The JCPOA expires in a decide and does not effectively enforce inspection of nuclear sites, plus the Ayatollahs use sanctions relief to fund terrorism and secret advances in the military nuclear program, the ambassador warned.
Erdan slammed "Iran's relentless attempts to acquire military nuclear capabilities, its terrorist proxies that continue to destabilize the region and its grave human rights violations," as well as those "members of the council [who] completely ignore the threat posed by the regime."
"What more does Iran have to do to prove it is not trustworthy? How long can the international community ignore Iran’s provocative and dangerous behavior?" he exhorted the UNSC.
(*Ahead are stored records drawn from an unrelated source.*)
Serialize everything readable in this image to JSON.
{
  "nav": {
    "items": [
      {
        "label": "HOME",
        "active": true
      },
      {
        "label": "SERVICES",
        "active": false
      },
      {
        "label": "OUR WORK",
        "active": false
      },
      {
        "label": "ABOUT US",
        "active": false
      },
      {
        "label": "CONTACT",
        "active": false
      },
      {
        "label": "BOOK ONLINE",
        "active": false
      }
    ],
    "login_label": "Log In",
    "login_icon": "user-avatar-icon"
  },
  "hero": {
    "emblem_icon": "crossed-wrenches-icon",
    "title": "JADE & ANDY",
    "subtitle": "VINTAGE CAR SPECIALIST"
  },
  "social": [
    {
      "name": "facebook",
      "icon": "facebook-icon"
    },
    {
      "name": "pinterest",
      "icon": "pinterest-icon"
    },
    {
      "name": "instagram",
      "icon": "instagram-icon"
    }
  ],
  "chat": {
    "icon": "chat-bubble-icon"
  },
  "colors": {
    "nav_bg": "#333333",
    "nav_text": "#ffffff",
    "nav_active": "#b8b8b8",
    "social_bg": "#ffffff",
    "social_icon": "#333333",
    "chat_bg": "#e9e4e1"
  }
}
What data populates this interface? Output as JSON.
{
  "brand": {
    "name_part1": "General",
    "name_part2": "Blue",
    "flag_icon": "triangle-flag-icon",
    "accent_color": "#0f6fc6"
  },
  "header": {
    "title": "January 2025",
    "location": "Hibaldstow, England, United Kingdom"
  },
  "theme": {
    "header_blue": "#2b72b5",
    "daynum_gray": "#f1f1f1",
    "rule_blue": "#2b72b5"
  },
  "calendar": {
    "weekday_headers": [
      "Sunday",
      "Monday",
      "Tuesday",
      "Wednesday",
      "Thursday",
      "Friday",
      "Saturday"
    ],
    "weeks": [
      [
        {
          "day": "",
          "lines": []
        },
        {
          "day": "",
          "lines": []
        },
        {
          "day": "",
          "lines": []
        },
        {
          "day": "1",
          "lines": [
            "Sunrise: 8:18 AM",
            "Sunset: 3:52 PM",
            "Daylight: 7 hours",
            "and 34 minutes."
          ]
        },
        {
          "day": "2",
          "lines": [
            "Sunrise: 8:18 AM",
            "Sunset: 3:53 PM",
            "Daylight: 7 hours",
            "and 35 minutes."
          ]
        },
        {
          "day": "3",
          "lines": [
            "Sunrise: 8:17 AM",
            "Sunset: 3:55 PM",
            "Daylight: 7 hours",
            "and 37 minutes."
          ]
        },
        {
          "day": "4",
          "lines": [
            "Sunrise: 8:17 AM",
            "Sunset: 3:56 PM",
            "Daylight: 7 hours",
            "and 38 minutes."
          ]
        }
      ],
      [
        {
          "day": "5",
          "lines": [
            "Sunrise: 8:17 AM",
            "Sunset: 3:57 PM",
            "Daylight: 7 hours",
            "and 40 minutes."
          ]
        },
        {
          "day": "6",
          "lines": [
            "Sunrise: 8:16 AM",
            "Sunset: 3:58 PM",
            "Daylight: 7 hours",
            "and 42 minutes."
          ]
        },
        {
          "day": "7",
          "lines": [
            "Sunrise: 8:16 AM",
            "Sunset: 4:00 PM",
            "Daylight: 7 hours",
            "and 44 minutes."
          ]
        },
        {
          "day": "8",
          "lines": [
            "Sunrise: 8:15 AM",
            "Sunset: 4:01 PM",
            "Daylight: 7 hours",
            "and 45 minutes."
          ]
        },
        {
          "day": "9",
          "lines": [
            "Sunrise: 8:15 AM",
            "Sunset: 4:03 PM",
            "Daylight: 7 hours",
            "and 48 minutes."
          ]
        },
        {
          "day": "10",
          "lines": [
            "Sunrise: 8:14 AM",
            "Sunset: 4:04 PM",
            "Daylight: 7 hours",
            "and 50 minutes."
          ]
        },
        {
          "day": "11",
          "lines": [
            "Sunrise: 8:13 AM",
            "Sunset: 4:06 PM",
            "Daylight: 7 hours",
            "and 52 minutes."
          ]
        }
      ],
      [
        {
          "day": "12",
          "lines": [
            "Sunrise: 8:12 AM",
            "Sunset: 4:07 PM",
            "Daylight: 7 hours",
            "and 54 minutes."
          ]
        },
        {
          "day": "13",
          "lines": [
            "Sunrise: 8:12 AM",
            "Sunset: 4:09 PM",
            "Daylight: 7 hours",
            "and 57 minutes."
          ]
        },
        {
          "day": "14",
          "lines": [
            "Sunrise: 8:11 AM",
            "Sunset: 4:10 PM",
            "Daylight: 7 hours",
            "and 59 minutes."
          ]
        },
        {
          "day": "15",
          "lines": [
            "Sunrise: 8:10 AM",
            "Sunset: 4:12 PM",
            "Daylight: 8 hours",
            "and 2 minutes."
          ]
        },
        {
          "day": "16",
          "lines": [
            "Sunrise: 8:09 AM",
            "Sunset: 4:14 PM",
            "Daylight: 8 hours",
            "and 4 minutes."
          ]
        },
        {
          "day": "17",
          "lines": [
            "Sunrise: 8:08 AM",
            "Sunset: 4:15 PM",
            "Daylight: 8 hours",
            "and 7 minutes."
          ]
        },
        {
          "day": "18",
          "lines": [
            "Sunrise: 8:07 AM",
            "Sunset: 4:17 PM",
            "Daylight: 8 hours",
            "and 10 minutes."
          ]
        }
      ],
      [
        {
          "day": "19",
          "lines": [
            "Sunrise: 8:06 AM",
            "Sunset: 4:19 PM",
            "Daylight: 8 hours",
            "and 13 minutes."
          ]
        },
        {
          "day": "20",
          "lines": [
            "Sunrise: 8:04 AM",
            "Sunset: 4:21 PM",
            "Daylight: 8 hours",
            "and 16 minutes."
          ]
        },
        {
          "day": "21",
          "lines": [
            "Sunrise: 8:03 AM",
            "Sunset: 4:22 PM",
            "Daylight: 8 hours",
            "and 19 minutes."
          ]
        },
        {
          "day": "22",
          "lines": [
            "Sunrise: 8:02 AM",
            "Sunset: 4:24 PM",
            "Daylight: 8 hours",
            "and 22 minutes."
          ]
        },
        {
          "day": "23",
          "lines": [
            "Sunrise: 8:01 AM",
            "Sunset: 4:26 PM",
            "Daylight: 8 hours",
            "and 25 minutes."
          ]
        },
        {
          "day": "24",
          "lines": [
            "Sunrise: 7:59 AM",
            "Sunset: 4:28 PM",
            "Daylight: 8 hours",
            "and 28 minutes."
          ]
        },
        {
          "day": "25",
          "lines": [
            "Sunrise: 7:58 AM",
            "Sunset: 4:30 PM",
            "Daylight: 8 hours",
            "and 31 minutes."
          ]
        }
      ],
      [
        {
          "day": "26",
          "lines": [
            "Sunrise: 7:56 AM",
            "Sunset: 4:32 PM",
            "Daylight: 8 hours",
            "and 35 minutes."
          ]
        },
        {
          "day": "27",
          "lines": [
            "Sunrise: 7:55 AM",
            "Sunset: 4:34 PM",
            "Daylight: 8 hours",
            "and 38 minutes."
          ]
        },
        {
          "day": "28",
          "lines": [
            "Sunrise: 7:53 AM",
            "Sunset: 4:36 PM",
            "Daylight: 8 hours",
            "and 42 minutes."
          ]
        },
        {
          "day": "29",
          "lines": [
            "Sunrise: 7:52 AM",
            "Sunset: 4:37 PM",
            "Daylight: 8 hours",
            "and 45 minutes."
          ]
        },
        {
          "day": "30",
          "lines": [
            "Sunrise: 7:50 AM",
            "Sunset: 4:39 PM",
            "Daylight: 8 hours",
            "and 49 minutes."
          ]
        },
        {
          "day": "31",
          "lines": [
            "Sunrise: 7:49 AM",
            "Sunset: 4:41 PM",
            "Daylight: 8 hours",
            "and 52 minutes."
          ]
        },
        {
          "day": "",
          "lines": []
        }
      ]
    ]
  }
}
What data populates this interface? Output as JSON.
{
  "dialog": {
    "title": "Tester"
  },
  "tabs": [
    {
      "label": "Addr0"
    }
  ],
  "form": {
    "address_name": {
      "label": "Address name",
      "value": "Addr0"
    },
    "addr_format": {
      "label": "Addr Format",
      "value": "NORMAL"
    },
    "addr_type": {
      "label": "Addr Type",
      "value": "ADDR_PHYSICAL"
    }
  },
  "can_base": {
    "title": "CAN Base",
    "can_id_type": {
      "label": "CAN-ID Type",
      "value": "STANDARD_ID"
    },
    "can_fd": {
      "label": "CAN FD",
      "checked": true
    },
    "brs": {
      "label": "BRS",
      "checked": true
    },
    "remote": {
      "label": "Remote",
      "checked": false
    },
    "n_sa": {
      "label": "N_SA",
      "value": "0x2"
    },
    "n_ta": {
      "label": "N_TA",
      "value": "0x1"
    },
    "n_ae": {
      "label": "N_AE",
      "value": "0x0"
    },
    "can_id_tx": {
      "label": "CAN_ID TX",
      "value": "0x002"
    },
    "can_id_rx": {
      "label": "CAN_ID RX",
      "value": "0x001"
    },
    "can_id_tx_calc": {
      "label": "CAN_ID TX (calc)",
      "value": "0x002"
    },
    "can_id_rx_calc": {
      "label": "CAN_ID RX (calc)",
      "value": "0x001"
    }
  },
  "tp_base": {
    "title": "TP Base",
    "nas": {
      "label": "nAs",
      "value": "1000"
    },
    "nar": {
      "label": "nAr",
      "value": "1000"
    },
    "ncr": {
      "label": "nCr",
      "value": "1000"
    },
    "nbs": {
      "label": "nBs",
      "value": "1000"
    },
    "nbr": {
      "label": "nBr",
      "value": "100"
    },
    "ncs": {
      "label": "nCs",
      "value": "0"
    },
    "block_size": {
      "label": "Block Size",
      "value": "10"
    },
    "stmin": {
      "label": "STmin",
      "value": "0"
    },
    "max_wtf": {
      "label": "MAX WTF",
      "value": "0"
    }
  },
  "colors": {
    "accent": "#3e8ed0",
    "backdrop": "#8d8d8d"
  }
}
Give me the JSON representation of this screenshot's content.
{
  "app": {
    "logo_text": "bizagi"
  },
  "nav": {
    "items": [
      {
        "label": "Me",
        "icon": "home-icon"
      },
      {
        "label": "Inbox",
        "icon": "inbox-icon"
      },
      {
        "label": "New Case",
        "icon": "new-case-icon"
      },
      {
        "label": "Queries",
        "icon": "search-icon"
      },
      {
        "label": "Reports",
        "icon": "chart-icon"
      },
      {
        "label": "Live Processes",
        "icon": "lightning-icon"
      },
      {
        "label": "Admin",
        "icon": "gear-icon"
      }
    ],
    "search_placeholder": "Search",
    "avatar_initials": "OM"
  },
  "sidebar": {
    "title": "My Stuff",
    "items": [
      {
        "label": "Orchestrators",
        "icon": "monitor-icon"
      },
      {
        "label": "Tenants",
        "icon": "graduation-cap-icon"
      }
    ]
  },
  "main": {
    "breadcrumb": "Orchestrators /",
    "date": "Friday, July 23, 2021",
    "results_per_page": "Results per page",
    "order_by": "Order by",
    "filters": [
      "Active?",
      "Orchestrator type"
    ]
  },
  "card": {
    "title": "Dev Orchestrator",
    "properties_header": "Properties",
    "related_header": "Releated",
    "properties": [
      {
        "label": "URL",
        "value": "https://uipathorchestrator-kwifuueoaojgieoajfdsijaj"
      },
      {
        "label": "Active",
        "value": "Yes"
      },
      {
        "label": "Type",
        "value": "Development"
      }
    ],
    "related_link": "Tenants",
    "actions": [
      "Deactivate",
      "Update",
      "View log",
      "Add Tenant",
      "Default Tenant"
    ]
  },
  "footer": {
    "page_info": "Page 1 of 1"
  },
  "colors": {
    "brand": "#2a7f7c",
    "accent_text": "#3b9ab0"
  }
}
Officials in Washington can take Erdan’s impassioned plea as a preview of what they will hear next week, when Mossad Chief Yossi Cohen, National Security Adviser Meir Ben-Shabbat and IDF Chief of Staff Aviv Kochavi, along with other IDF officers, head to Washington to make Israel’s case against rejoining the 2015 Iran deal to their American counterparts.
That case, in brief, is that the JCPOA would give Iran a path to a nuclear bomb with an international imprimatur when its restrictions expire, and that the deal does not address other malign actions from Tehran, such as its ballistic missiles program and its proxy wars across the region. In addition, Israel argues that rushing to lift sanctions in order to only return to the JCPOA – after former US president Donald Trump left it in 2018 – would leave the US without leverage to then push Iran to agree to the “longer and stronger” deal the Biden administration has said it wants, in order to address the 2015 deal’s aforementioned weaknesses.
Keeping the meetings on the highest professional, not political, echelons, could help Israel’s concerns be taken more seriously and with less suspicion in Washington. Netanyahu, Ashkenazi and Gantz met with them on Thursday to discuss policy, but the people at the forefront of this blitz are not politicians.
There is hope in Israel that the face-to-face meetings between defense officials – the first other than Austin’s visit – will bring a better result.
“[Austin] heard our concerns very directly, and now other people will hear those concerns. It’s important. You can have secure phones, but sometimes you have to stand in the same room,” a senior official in Jerusalem said.
The official said that when it comes to the negotiations to return to the JCPOA, “we don’t think it’s a done deal yet. We’re going [to Washington] because we’re going to try to influence the process.”